The leaders participating were Liberal leader and prime minister Jean Chrétien, Bloc Québécois leader Gilles Duceppe, Reform Party leader Preston Manning, NDP leader Alexa McDonough and Progressive Conservative leader Jean Charest. The Liberals were re-elected with a reduced majority, the Reform Party replaced the Bloc as official opposition, while the NDP and PCs made significant gains (for the NDP in the Atlantic provinces and the PCs in Quebec) but remained fourth and fifth place respectively.

==2000 debates==

Party leaders and participants
| Jean Chrétien, Liberal | Stockwell Day, Canadian Alliance | Gilles Duceppe, Bloc Québécois |
| Alexa McDonough, NDP | | Joe Clark, Prog. Conservative |

The leaders participating were Liberal leader and prime minister Jean Chrétien, Canadian Alliance leader Stockwell Day, Bloc Québécois leader Gilles Duceppe, NDP leader Alexa McDonough and Progressive Conservative leader Joe Clark. The Liberals were re-elected with an enlarged majority, the Canadian Alliance (formed by the Reform Party and some PC Party members) failed to make gains outside of the West, while the Bloc Québécois, NDP and PCs all experienced a relative decline.

==2004 debates==

Party leaders and participants
| Paul Martin, Liberal | Stephen Harper, Conservative |
| Gilles Duceppe, Bloc Québécois | Jack Layton, NDP |

The leaders participating were Liberal leader and prime minister Paul Martin, Conservative Party leader Stephen Harper, Bloc Quebecois leader Gilles Duceppe, and NDP leader Jack Layton.

The Liberals were re-elected with a minority, while the Conservative Party (formed by an Alliance-PC merger) made gains in Ontario. A rejuvenated NDP also made gains in Ontario, and a rejuvenated Bloc Quebecois made gains in Québec.

==2005–2006 debates==

Party leaders and participants
| Paul Martin, Liberal | Stephen Harper, Conservative |
| Gilles Duceppe, Bloc Québécois | Jack Layton, NDP |

There were four debates for the 2006 election. The first two were held in Vancouver. The French-language debate was on Thursday, December 15, 2005, followed the next day by the English debate. The English debate was moderated by Trina McQueen, who was president and COO of CTVGlobemedia from 2000 to 2002. The final debates were scheduled for Gatineau and Montréal, the English-language debate on Monday, January 9, the French-language debate on January 10.

The four participants were Liberal leader and incumbent prime minister Paul Martin, Conservative leader Stephen Harper, NDP leader Jack Layton, and Bloc Québécois leader Gilles Duceppe.
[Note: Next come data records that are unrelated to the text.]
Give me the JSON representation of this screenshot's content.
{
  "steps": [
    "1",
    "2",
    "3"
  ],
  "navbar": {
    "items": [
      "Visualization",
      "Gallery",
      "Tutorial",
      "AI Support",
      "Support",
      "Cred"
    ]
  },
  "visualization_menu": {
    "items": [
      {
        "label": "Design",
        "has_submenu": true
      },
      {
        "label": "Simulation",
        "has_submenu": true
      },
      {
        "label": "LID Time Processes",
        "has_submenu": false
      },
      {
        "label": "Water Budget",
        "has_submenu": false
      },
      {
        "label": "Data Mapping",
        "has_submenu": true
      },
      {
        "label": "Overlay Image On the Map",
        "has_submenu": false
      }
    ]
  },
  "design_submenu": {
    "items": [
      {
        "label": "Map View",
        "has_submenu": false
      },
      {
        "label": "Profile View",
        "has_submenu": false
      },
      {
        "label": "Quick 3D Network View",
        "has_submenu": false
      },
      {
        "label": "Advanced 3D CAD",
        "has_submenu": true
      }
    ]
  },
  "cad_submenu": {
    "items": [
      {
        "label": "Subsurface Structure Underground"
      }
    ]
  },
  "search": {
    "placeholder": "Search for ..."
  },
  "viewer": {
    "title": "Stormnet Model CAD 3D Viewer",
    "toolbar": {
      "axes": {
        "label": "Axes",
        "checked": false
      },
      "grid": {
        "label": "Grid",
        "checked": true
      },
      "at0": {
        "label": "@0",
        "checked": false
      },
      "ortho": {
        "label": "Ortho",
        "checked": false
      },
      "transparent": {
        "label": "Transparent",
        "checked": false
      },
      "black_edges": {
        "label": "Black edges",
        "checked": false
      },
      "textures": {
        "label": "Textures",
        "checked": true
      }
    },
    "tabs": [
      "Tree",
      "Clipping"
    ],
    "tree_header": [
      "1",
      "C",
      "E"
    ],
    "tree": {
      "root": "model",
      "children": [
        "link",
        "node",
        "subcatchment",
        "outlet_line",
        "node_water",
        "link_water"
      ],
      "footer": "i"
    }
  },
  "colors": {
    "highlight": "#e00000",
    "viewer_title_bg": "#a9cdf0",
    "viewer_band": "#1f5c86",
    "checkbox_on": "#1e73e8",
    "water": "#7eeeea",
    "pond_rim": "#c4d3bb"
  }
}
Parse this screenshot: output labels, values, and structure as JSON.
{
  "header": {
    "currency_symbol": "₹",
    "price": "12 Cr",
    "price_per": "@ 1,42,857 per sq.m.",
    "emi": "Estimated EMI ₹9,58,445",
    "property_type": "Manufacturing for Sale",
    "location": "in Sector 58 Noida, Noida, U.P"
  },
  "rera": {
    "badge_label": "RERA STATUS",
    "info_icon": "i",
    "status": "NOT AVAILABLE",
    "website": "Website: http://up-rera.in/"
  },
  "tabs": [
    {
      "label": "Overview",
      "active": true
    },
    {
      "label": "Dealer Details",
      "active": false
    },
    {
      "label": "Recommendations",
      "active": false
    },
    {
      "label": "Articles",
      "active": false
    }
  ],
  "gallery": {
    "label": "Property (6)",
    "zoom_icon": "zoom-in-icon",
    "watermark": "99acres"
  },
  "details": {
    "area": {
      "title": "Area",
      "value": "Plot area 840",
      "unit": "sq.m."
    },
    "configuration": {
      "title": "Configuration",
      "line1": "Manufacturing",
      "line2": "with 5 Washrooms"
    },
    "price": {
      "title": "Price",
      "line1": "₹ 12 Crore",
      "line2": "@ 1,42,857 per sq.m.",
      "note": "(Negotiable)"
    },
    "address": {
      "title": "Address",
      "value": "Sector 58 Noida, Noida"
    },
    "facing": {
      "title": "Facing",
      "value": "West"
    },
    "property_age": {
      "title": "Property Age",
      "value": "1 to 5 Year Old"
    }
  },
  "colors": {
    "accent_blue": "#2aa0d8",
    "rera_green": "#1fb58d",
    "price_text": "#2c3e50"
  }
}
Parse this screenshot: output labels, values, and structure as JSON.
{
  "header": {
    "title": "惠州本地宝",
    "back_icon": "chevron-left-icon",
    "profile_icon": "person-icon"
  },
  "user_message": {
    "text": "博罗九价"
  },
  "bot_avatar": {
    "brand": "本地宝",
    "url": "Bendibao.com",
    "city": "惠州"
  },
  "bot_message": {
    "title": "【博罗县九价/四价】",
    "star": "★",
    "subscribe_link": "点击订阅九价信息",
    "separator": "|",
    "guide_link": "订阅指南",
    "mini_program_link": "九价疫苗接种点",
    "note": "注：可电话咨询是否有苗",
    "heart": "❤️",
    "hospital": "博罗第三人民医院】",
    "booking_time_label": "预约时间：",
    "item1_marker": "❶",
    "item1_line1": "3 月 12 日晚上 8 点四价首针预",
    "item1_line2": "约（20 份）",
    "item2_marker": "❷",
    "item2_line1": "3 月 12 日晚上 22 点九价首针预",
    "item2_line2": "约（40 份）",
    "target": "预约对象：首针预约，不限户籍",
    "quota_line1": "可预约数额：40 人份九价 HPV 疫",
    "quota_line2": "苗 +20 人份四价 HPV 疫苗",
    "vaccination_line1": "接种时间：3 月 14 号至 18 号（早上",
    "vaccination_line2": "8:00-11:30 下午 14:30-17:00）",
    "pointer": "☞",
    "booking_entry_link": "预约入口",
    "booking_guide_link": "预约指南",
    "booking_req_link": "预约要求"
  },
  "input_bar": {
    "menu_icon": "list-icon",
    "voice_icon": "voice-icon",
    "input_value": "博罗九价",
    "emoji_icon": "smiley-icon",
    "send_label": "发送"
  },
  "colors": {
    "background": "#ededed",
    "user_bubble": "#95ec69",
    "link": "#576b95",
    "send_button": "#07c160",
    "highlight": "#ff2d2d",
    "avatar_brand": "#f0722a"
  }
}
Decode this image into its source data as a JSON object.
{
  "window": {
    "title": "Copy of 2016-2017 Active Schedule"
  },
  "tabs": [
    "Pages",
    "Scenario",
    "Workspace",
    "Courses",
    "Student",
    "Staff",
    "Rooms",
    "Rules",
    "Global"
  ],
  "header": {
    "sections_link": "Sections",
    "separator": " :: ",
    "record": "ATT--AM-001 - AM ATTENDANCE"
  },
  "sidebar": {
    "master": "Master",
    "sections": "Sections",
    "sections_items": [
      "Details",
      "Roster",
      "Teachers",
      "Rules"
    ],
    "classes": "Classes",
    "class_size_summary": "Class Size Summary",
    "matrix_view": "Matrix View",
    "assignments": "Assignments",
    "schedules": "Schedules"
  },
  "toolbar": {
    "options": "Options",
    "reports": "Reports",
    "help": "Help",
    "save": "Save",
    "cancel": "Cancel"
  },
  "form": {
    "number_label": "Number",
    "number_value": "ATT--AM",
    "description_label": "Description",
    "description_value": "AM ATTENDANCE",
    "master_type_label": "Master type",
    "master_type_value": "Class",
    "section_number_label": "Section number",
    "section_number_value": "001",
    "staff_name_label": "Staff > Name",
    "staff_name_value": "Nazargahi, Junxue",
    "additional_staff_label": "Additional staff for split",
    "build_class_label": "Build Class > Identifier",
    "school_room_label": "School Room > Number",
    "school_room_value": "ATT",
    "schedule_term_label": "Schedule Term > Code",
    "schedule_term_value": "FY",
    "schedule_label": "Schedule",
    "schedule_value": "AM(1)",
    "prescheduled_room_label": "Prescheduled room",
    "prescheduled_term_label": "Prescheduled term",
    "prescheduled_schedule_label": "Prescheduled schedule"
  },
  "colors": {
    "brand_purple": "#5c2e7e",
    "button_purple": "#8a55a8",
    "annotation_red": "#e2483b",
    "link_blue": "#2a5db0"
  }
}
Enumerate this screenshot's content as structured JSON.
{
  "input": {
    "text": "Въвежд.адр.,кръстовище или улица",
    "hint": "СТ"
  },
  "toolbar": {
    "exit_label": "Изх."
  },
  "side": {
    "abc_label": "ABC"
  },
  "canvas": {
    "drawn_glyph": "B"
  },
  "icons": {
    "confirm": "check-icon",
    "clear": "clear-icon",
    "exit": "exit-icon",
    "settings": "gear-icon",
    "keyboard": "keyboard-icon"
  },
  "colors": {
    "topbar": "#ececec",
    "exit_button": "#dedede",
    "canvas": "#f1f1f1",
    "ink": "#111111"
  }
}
The Conservatives were elected with a minority government, while the Liberals became official opposition. Bloc Québécois support remained mostly stagnant, while the NDP made modest gains.

==2008 debates==

Party leaders and participants
| Stephen Harper Conservative | Stéphane Dion Liberal | Jack Layton NDP |
| Gilles Duceppe, Bloc Québécois | | Elizabeth May, Green |

Two debates took place during the 2008 election. The French-language debate was on October 1 from 8:00 to 10:00 p.m. EDT and was moderated by Stéphan Bureau. The English-language debate was held the following evening, from 9:00 to 11:00 p.m. EDT, and was moderated by Steve Paikin. Both were held at the National Arts Centre in Ottawa. The timing of the English debate, at exactly the same time as the previously scheduled U.S. vice presidential debate, means that Canadian networks did not have to preempt any popular simulcast American programming in order to carry the domestic broadcast. Sources close to the consortium reported that this was indeed a key motivation for choosing the October 2 date.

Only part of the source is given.